Morgens zwischen sieben und zehn läuft es am besten. Dann kann Martin Panitz (64) im Hauptbahnhof von Hannover schon mal ein gutes Dutzend Exemplare des Straßenmagazins „Asphalt“ an den Mann oder die Frau bringen. „Manchmal bleibt auch jemand für einen Klönschnack stehen“, erzählt er, während die Reisenden an ihm vorbeihasten. Sein blaues Hemd trägt er locker über der Jeans, aus der Brusttasche lugt sein Handy hervor. Stets hofft er, dass sein Einsatz für „Asphalt“ einmal zu einem Jobangebot führt. Als Verkäufer-Sprecher hat Panitz gerade das 25-jährige Jubiläum von „Asphalt“ mitgefeiert. Beim Festakt war auch Niedersachsens Ministerpräsident Stephan Weil (SPD). Und vorher waren Gäste aus aller Welt zum internationalen Kongress der Straßenzeitungen nach Hannover gekommen.
1994 wurde „Asphalt“ von einem Team um den früheren hannoverschen Diakoniepastor Walter Lampe aus der Taufe gehoben, die erste Ausgabe erschien am 28. August. „Wir haben damals zu den Vorreitern in Deutschland gehört“, erinnert sich Mitinitiatorin Insa Becker-Wook. Vorbild war das Londoner Magazin „Big Issue“. In Deutschland waren kurz zuvor Straßenzeitungen in Hamburg, Köln und München gegründet worden. Aktuell gibt es etwa 30.

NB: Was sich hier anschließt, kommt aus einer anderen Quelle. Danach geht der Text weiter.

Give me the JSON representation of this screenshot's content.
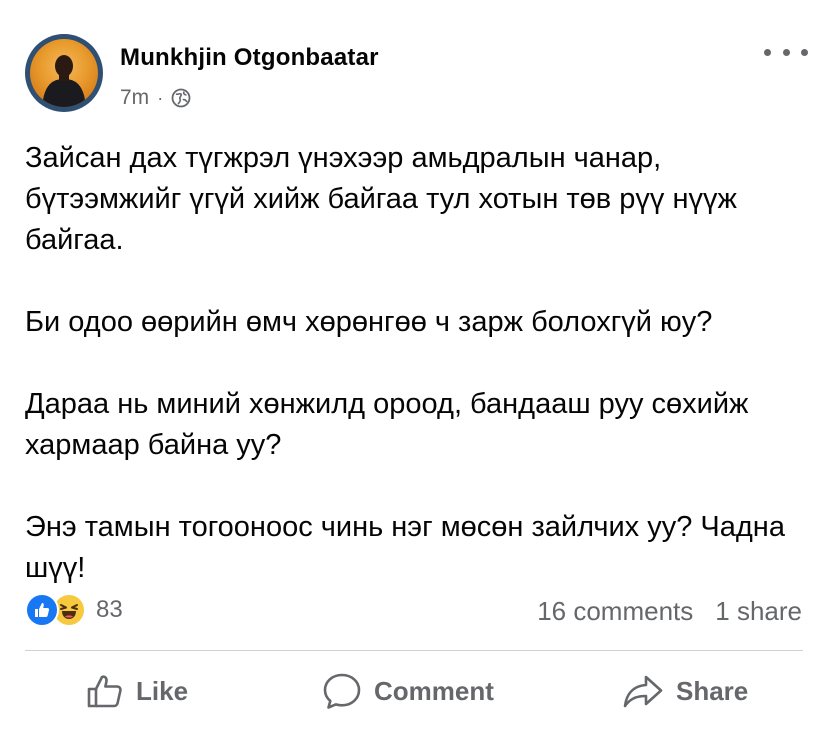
{
  "post": {
    "author": "Munkhjin Otgonbaatar",
    "time": "7m",
    "separator": "·",
    "privacy_icon": "globe-icon",
    "menu_icon": "more-horizontal-icon",
    "body": [
      "Зайсан дах түгжрэл үнэхээр амьдралын чанар, бүтээмжийг үгүй хийж байгаа тул хотын төв рүү нүүж байгаа.",
      "Би одоо өөрийн өмч хөрөнгөө ч зарж болохгүй юу?",
      "Дараа нь миний хөнжилд ороод, бандааш руу сөхийж хармаар байна уу?",
      "Энэ тамын тогооноос чинь нэг мөсөн зайлчих уу? Чадна шүү!"
    ]
  },
  "reactions": {
    "icons": [
      "like-reaction-icon",
      "haha-reaction-icon"
    ],
    "count": "83"
  },
  "stats": {
    "comments": "16 comments",
    "shares": "1 share"
  },
  "actions": {
    "like": "Like",
    "comment": "Comment",
    "share": "Share"
  },
  "colors": {
    "text": "#050505",
    "secondary": "#65676b",
    "like_blue": "#1877f2",
    "haha_yellow": "#f7c93e",
    "avatar_ring": "#2f4f73",
    "avatar_bg": "#e99a2c"
  }
}
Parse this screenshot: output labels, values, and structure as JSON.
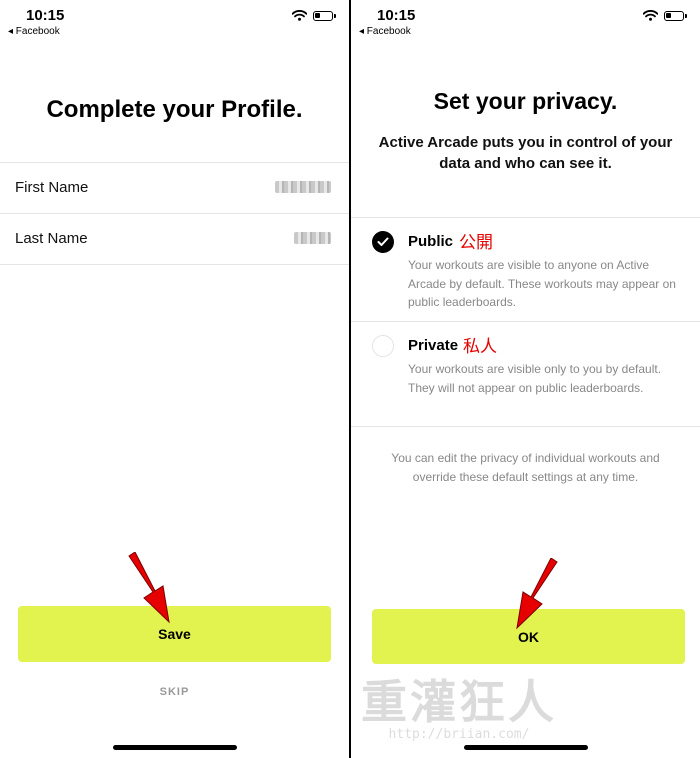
{
  "left_screen": {
    "status": {
      "time": "10:15",
      "back_app": "◂ Facebook"
    },
    "title": "Complete your Profile.",
    "fields": [
      {
        "label": "First Name"
      },
      {
        "label": "Last Name"
      }
    ],
    "save_label": "Save",
    "skip_label": "SKIP"
  },
  "right_screen": {
    "status": {
      "time": "10:15",
      "back_app": "◂ Facebook"
    },
    "title": "Set your privacy.",
    "subtitle": "Active Arcade puts you in control of your data and who can see it.",
    "options": [
      {
        "title": "Public",
        "note": "公開",
        "checked": true,
        "description": "Your workouts are visible to anyone on Active Arcade by default. These workouts may appear on public leaderboards."
      },
      {
        "title": "Private",
        "note": "私人",
        "checked": false,
        "description": "Your workouts are visible only to you by default. They will not appear on public leaderboards."
      }
    ],
    "footnote": "You can edit the privacy of individual workouts and override these default settings at any time.",
    "ok_label": "OK"
  },
  "watermark": {
    "text": "重灌狂人",
    "url": "http://briian.com/"
  },
  "colors": {
    "accent": "#e2f24e",
    "annotation_arrow": "#e60000",
    "muted_text": "#888888"
  },
  "icons": {
    "wifi": "wifi-icon",
    "battery": "battery-icon",
    "check": "checkmark-icon",
    "arrow": "red-arrow-icon"
  }
}
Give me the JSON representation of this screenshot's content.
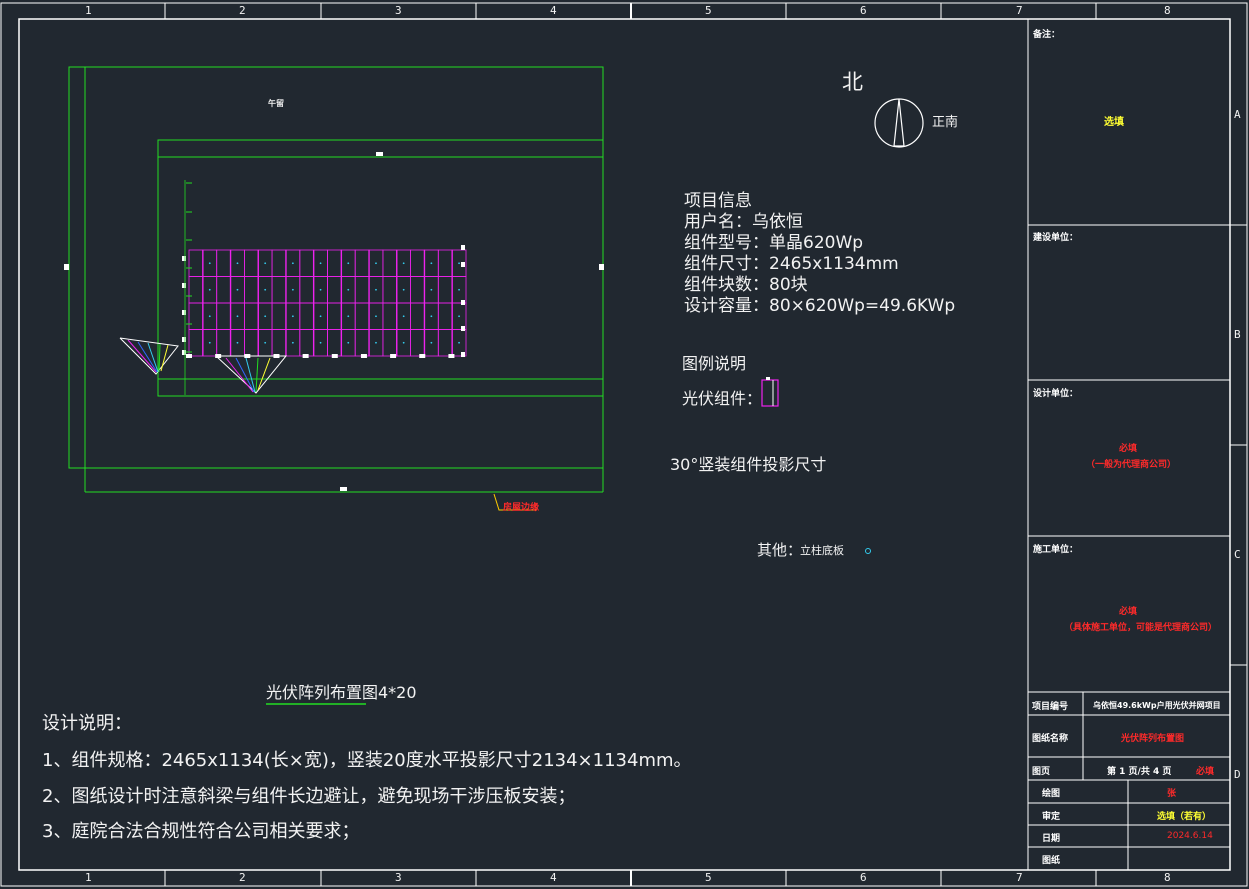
{
  "colors": {
    "background": "#212830",
    "frame": "#ffffff",
    "boundary": "#22dd22",
    "panel": "#ee22ee",
    "cyan": "#33ccee",
    "red": "#ff2a2a",
    "yellow": "#ffff33"
  },
  "grid": {
    "top_numbers": [
      "1",
      "2",
      "3",
      "4",
      "5",
      "6",
      "7",
      "8"
    ],
    "bottom_numbers": [
      "1",
      "2",
      "3",
      "4",
      "5",
      "6",
      "7",
      "8"
    ],
    "side_letters": [
      "A",
      "B",
      "C",
      "D"
    ]
  },
  "drawing": {
    "site_label": "午留",
    "house_label": "房屋边缘",
    "north_text": "北",
    "due_south": "正南",
    "array_title": "光伏阵列布置图4*20",
    "array_rows": 4,
    "array_cols": 20
  },
  "project_info": {
    "heading": "项目信息",
    "lines": [
      "用户名：乌依恒",
      "组件型号：单晶620Wp",
      "组件尺寸：2465x1134mm",
      "组件块数：80块",
      "设计容量：80×620Wp=49.6KWp"
    ]
  },
  "legend": {
    "heading": "图例说明",
    "pv_module": "光伏组件：",
    "projection": "30°竖装组件投影尺寸",
    "other_label": "其他：",
    "other_item": "立柱底板"
  },
  "design_notes": {
    "heading": "设计说明：",
    "items": [
      "1、组件规格：2465x1134(长×宽)，竖装20度水平投影尺寸2134×1134mm。",
      "2、图纸设计时注意斜梁与组件长边避让，避免现场干涉压板安装；",
      "3、庭院合法合规性符合公司相关要求；"
    ]
  },
  "title_block": {
    "remarks_label": "备注：",
    "remarks_value": "选填",
    "builder_label": "建设单位：",
    "designer_label": "设计单位：",
    "designer_value": "必填",
    "designer_note": "（一般为代理商公司）",
    "contractor_label": "施工单位：",
    "contractor_value": "必填",
    "contractor_note": "（具体施工单位，可能是代理商公司）",
    "project_no_label": "项目编号",
    "project_no_value": "乌依恒49.6kWp户用光伏并网项目",
    "drawing_name_label": "图纸名称",
    "drawing_name_value": "光伏阵列布置图",
    "page_label": "图页",
    "page_value": "第 1 页/共 4 页",
    "page_required": "必填",
    "drawn_label": "绘图",
    "drawn_value": "张",
    "review_label": "审定",
    "review_value": "选填（若有）",
    "date_label": "日期",
    "date_value": "2024.6.14",
    "drawing_no_label": "图纸"
  }
}
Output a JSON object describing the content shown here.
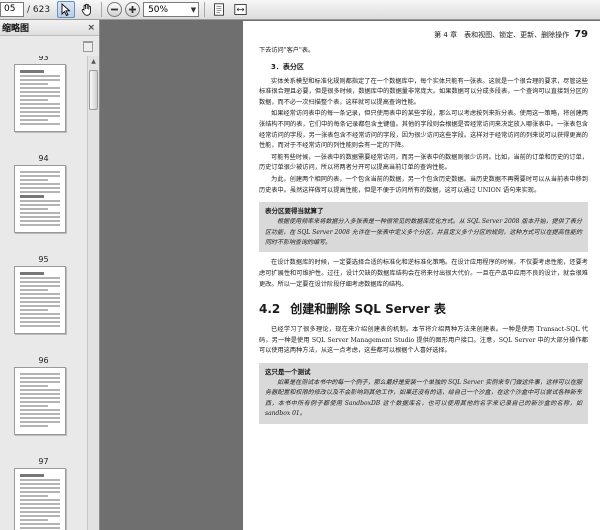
{
  "toolbar": {
    "page_current": "05",
    "page_total": "/ 623",
    "zoom": "50%"
  },
  "sidebar": {
    "title": "缩略图",
    "close_glyph": "×",
    "thumbnails": [
      {
        "page": "93"
      },
      {
        "page": "94"
      },
      {
        "page": "95"
      },
      {
        "page": "96"
      },
      {
        "page": "97"
      }
    ]
  },
  "document": {
    "running_head": "第 4 章　表和视图、锁定、更新、删除操作",
    "page_number": "79",
    "p0": "下去访问\"客户\"表。",
    "subhead": "3．表分区",
    "p1": "实体关系模型和标准化规则都指定了在一个数据库中，每个实体只能有一张表。这就是一个很合理的要求，尽管这些标准很合理且必要，但是很多时候，数据库中的数据量非常庞大。如果数据可以分成多段表，一个查询可以直接到分区的数据，而不必一次扫描整个表，这样就可以提高查询性能。",
    "p2": "如果经常访问表中的每一条记录，但只使用表中的某些字段，那么可以考虑按列来拆分表。使用这一策略，将创建两张结构不同的表，它们中的每条记录都包含主键值。其他的字段则会根据是否经常访问来决定放入哪张表中。一张表包含经常访问的字段，另一张表包含不经常访问的字段，因为很少访问这些字段。这样对于经常访问的列来说可以获得更高的性能，而对于不经常访问的列性能则会有一定的下降。",
    "p3": "可能有些时候，一张表中的数据需要经常访问，而另一张表中的数据则很少访问。比如，当前的订单和历史的订单，历史订单很少被访问，所以将两者分开可以提高当前订单的查询性能。",
    "p4": "为此，创建两个相同的表，一个包含当前的数据，另一个包含历史数据。当历史数据不再需要时可以从当前表中移到历史表中。虽然这样做可以提高性能，但是不便于访问所有的数据，这可以通过 UNION 语句来实现。",
    "note_title": "表分区要得当就算了",
    "note_text": "根据使用频率来将数据分入多张表是一种很常见的数据库优化方式。从 SQL Server 2008 版本开始，提供了表分区功能，在 SQL Server 2008 允许在一张表中定义多个分区，并且定义多个分区的规则，这种方式可以在提高性能的同时不影响查询的编写。",
    "p5": "在设计数据库的时候，一定要选择合适的标准化和逆标准化策略。在设计应用程序的时候，不仅要考虑性能，还要考虑可扩展性和可维护性。过往，设计欠缺的数据库结构会在将来付出很大代价。一旦在产品中应用不良的设计，就会很难更改。所以一定要在设计阶段仔细考虑数据库的结构。",
    "section_number": "4.2",
    "section_title": "创建和删除 SQL Server 表",
    "p6": "已经学习了很多理论，现在来介绍创建表的机制。本节将介绍两种方法来创建表。一种是使用 Transact-SQL 代码，另一种是使用 SQL Server Management Studio 提供的图形用户接口。注意，SQL Server 中的大部分操作都可以使用这两种方法，从这一点考虑，这些都可以根据个人喜好选择。",
    "note2_title": "这只是一个测试",
    "note2_text": "如果是在测试本书中的每一个例子，那么最好是安装一个单独的 SQL Server 实例来专门做这件事，这样可以在服务器配置和权限的修改以及不会影响到其他工作，如果还没有的话，给自己一个沙盒，在这个沙盒中可以尝试各种新东西，本书中所有例子都使用 SandboxDB 这个数据库名，也可以使用其他的名字来记录自己的新沙盒的名称，如 sandbox 01。"
  }
}
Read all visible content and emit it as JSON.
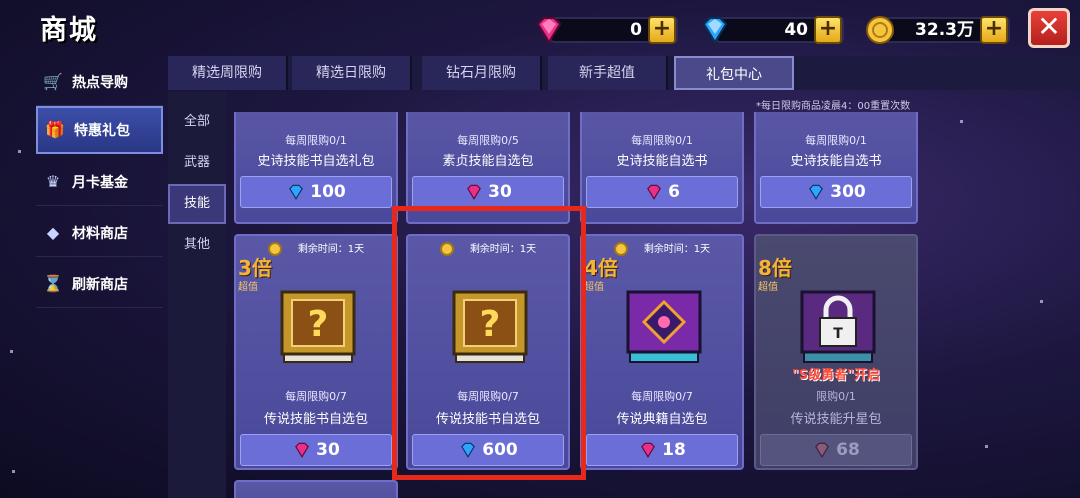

In Hannover entstand das Monatsmagazin aus der Arbeit mit Wohnungslosen heraus. Die Grundidee: Menschen in Armut selbst sollten gemeinsam mit professionellen Journalisten ihre Lebenssituation beschreiben und sich zugleich etwas hinzuverdienen. Vom Verkaufserlös von derzeit 2,20 Euro pro Stück dürfen sie die Hälfte behalten. Zu Beginn sei noch vieles improvisiert und „handgemacht“ gemacht gewesen, sagt Becker-Wook. „Es war immer wieder ein Wunder, wenn die Zeitung fertig war.“
Heute gehören zu den rund 170 Verkäufern auch viele Menschen, die zwar eine Wohnung, aber keinen Job haben - so wie Martin Panitz. Sie werden unterstützt von der früheren evangelischen Landesbischöfin Margot Käßmann, die seit Februar 2019 zu den Herausgebern des Blattes zählt. „Straßenzeitungen geben Menschen in prekären sozialen Lebenslagen Würde“, sagt Käßmann. „Sie betteln nicht um Geld, sondern verkaufen eine Zeitung, die inhaltlich sehr gut gemacht ist. Dadurch entsteht Begegnung auf Augenhöhe.“
Aus den Anfängen von einst ist inzwischen ein Organisationsteam mit 16 Hauptamtlichen geworden, darunter vier Redakteure. Die Auflage hat sich bei 22.500 Exemplaren eingependelt, die in 14 niedersächsischen Städten angeboten werden. Aus Verkaufserlösen, Anzeigen und Spenden erzielt die Asphalt gGmbH einen Jahresumsatz von rund 700.000 Euro.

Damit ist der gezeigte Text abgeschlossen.